March 2017 by Webroot

There’s a new piece of ransomware called Kirk that’s been discovered by an Avast malware researcher and is thought to be the first ransomware to utilize Monero as the ransom payment of choice. Monero is an alternative cyptocurrency to BitCoin and believe to offer greater anonymity. The decryptor "Spock" will be supplied to the victim once the payment is made, but at this time the ransomware does not look like it can be decrypted.

Eric Klonowski, Reverse Engineer at Webroot at taken the malware apart and below are some insights from him.

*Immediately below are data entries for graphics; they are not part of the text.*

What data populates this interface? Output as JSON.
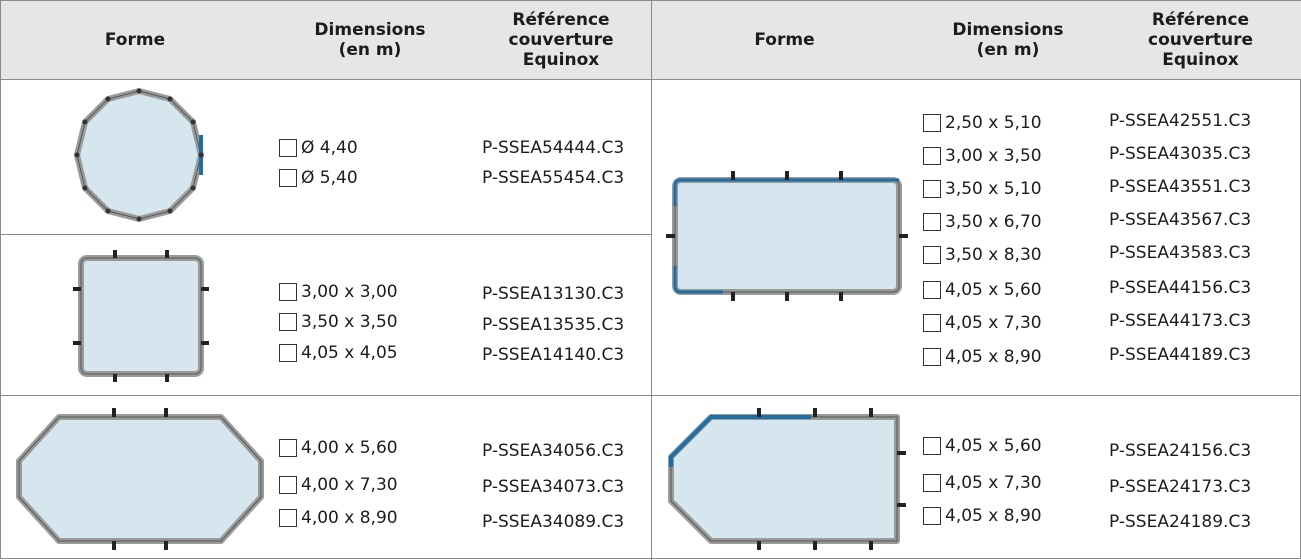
{
  "headers": {
    "forme": "Forme",
    "dimensions": "Dimensions\n(en m)",
    "reference": "Référence\ncouverture\nEquinox"
  },
  "sections": {
    "octagon": {
      "shape_icon": "dodecagon-pool-icon",
      "rows": [
        {
          "dim": "Ø 4,40",
          "ref": "P-SSEA54444.C3"
        },
        {
          "dim": "Ø 5,40",
          "ref": "P-SSEA55454.C3"
        }
      ]
    },
    "square": {
      "shape_icon": "square-pool-icon",
      "rows": [
        {
          "dim": "3,00 x 3,00",
          "ref": "P-SSEA13130.C3"
        },
        {
          "dim": "3,50 x 3,50",
          "ref": "P-SSEA13535.C3"
        },
        {
          "dim": "4,05 x 4,05",
          "ref": "P-SSEA14140.C3"
        }
      ]
    },
    "elongated_octagon": {
      "shape_icon": "elongated-octagon-pool-icon",
      "rows": [
        {
          "dim": "4,00 x 5,60",
          "ref": "P-SSEA34056.C3"
        },
        {
          "dim": "4,00 x 7,30",
          "ref": "P-SSEA34073.C3"
        },
        {
          "dim": "4,00 x 8,90",
          "ref": "P-SSEA34089.C3"
        }
      ]
    },
    "rectangle": {
      "shape_icon": "rectangle-pool-icon",
      "rows": [
        {
          "dim": "2,50 x 5,10",
          "ref": "P-SSEA42551.C3"
        },
        {
          "dim": "3,00 x 3,50",
          "ref": "P-SSEA43035.C3"
        },
        {
          "dim": "3,50 x 5,10",
          "ref": "P-SSEA43551.C3"
        },
        {
          "dim": "3,50 x 6,70",
          "ref": "P-SSEA43567.C3"
        },
        {
          "dim": "3,50 x 8,30",
          "ref": "P-SSEA43583.C3"
        },
        {
          "dim": "4,05 x 5,60",
          "ref": "P-SSEA44156.C3"
        },
        {
          "dim": "4,05 x 7,30",
          "ref": "P-SSEA44173.C3"
        },
        {
          "dim": "4,05 x 8,90",
          "ref": "P-SSEA44189.C3"
        }
      ]
    },
    "cut_corner": {
      "shape_icon": "cut-corner-pool-icon",
      "rows": [
        {
          "dim": "4,05 x 5,60",
          "ref": "P-SSEA24156.C3"
        },
        {
          "dim": "4,05 x 7,30",
          "ref": "P-SSEA24173.C3"
        },
        {
          "dim": "4,05 x 8,90",
          "ref": "P-SSEA24189.C3"
        }
      ]
    }
  },
  "colors": {
    "header_bg": "#e6e6e6",
    "water": "#d5e6ef",
    "frame_gray": "#9a9a9a",
    "accent_blue": "#1e6fa6",
    "border": "#8a8a8a"
  }
}
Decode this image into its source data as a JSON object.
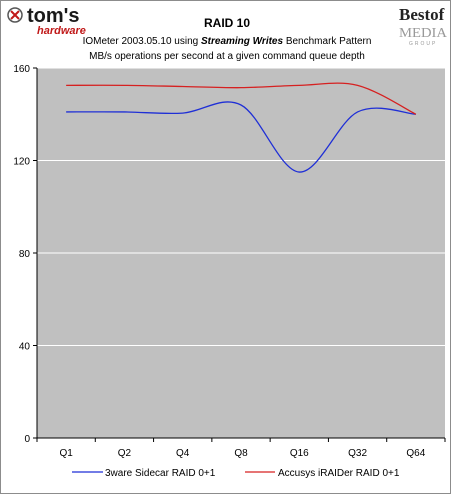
{
  "header": {
    "left_logo_text": "tom's",
    "left_logo_subtext": "hardware",
    "right_logo_text": "Bestof",
    "right_logo_subtext": "MEDIA",
    "right_logo_group": "GROUP"
  },
  "colors": {
    "series1": "#1f2fd6",
    "series2": "#d62020",
    "plot_bg": "#c0c0c0",
    "grid": "#ffffff",
    "axis": "#000000"
  },
  "chart_data": {
    "type": "line",
    "title": "RAID 10",
    "subtitle_parts": [
      "IOMeter 2003.05.10 using ",
      "Streaming Writes",
      " Benchmark Pattern"
    ],
    "subtitle2": "MB/s operations per second at a given command queue depth",
    "categories": [
      "Q1",
      "Q2",
      "Q4",
      "Q8",
      "Q16",
      "Q32",
      "Q64"
    ],
    "ylim": [
      0,
      160
    ],
    "yticks": [
      0,
      40,
      80,
      120,
      160
    ],
    "grid": true,
    "legend_position": "bottom",
    "series": [
      {
        "name": "3ware Sidecar RAID 0+1",
        "values": [
          141,
          141,
          140.5,
          144,
          115,
          141,
          140
        ]
      },
      {
        "name": "Accusys iRAIDer RAID 0+1",
        "values": [
          152.5,
          152.5,
          152,
          151.5,
          152.5,
          152.5,
          140
        ]
      }
    ]
  }
}
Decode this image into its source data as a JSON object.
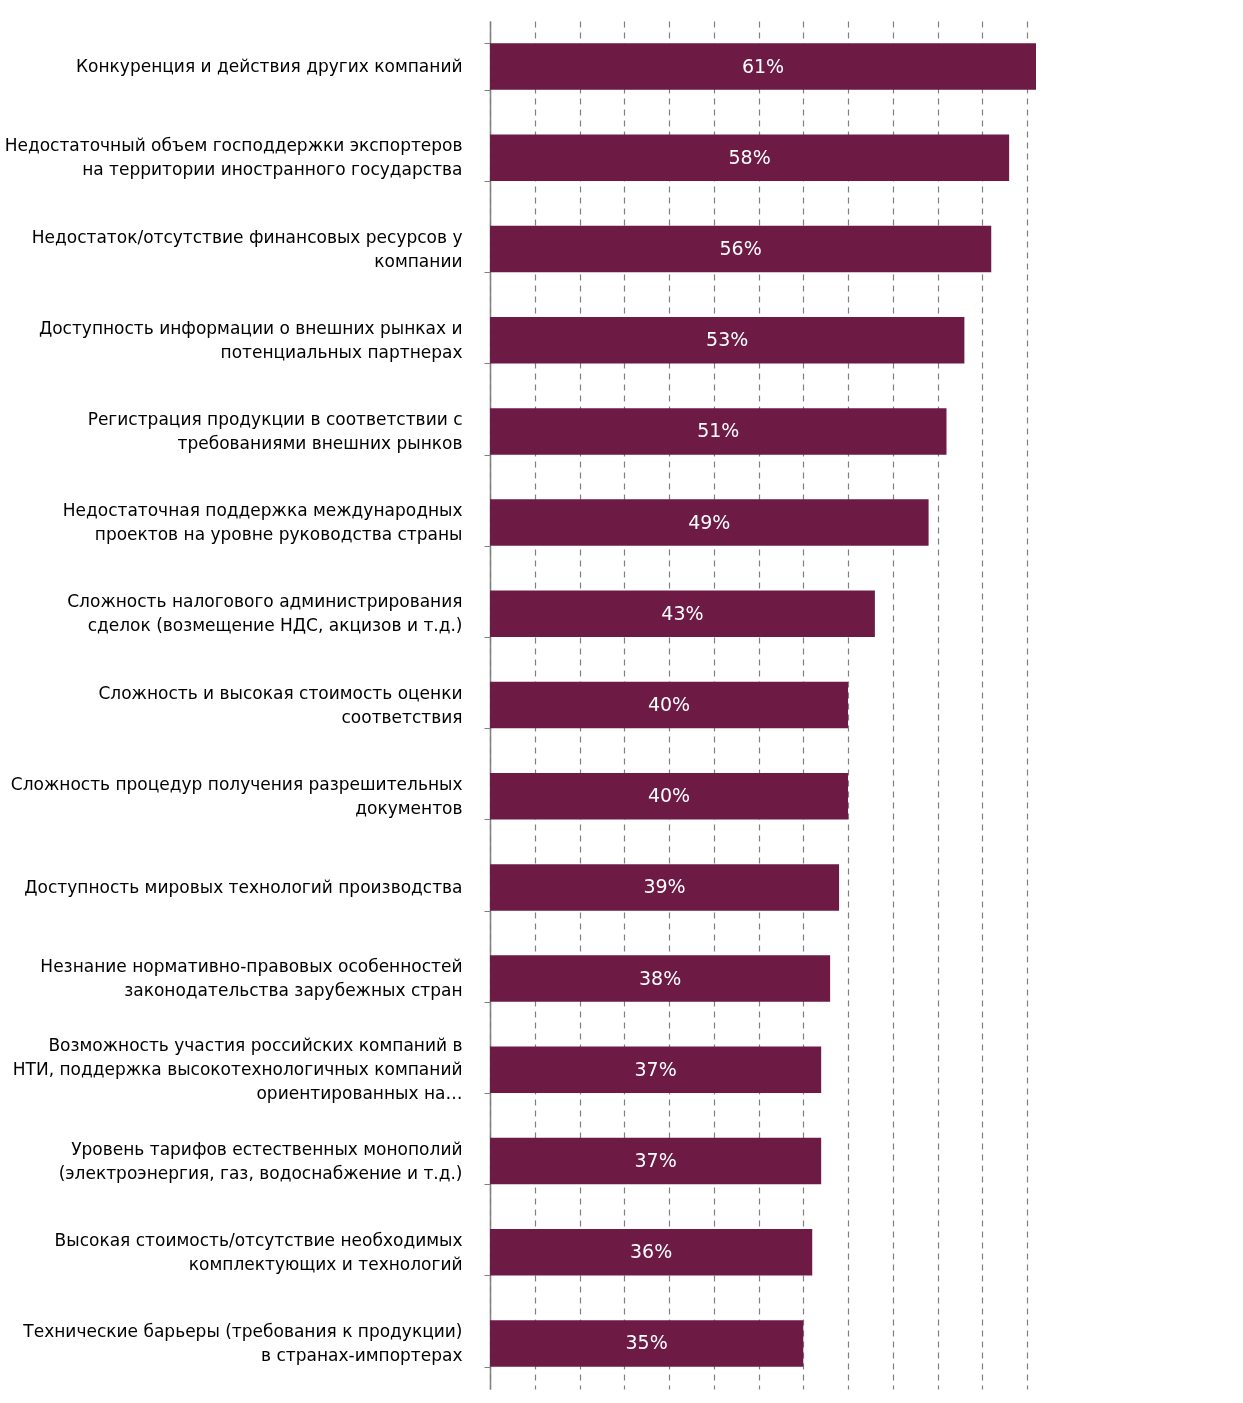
{
  "chart_data": {
    "type": "bar",
    "orientation": "horizontal",
    "categories": [
      "Конкуренция и действия других компаний",
      "Недостаточный объем господдержки экспортеров на территории иностранного государства",
      "Недостаток/отсутствие финансовых ресурсов у компании",
      "Доступность информации о внешних рынках и потенциальных партнерах",
      "Регистрация продукции в соответствии с требованиями внешних рынков",
      "Недостаточная поддержка международных проектов на уровне руководства страны",
      "Сложность налогового администрирования сделок (возмещение НДС, акцизов и т.д.)",
      "Сложность и высокая стоимость оценки соответствия",
      "Сложность процедур получения разрешительных документов",
      "Доступность мировых технологий производства",
      "Незнание нормативно-правовых особенностей законодательства зарубежных стран",
      "Возможность участия российских компаний в НТИ, поддержка высокотехнологичных компаний ориентированных на…",
      "Уровень тарифов естественных монополий (электроэнергия, газ, водоснабжение и т.д.)",
      "Высокая стоимость/отсутствие необходимых комплектующих и технологий",
      "Технические барьеры (требования к продукции) в странах-импортерах"
    ],
    "values": [
      61,
      58,
      56,
      53,
      51,
      49,
      43,
      40,
      40,
      39,
      38,
      37,
      37,
      36,
      35
    ],
    "value_labels": [
      "61%",
      "58%",
      "56%",
      "53%",
      "51%",
      "49%",
      "43%",
      "40%",
      "40%",
      "39%",
      "38%",
      "37%",
      "37%",
      "36%",
      "35%"
    ],
    "color": "#6d1a45",
    "xlim": [
      0,
      61
    ],
    "grid": "x",
    "tick_labels": "y"
  }
}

The newly surfaced Kirk ransomware disguises itself as the popular Low Orbit Ion Cannon, an internet activist denial of service tool. The malware is written in python and packaged up in a 5.5 Mb python to exe dropper that is distributed with a 4096 bit RSA public key. No crafty detection evasion is employed. It generates a single AES key for use in encrypting all files, which is encrypted with the public key and written to disk. Files are encrypted with AES in CBC mode, are prepended with the file size and IV in plaintext, and are padded out to 16 bytes with spaces. The malware relies on the common PyCrypto libraries for all encryption. The ransom letter demands payment via the Monero blockchain crypto currency, a rising standard amongst small-time ransomware operations. The Kirk malware demonstrates that ransomware crypto can be effectively implemented in a few lines of code with relatively few weaknesses.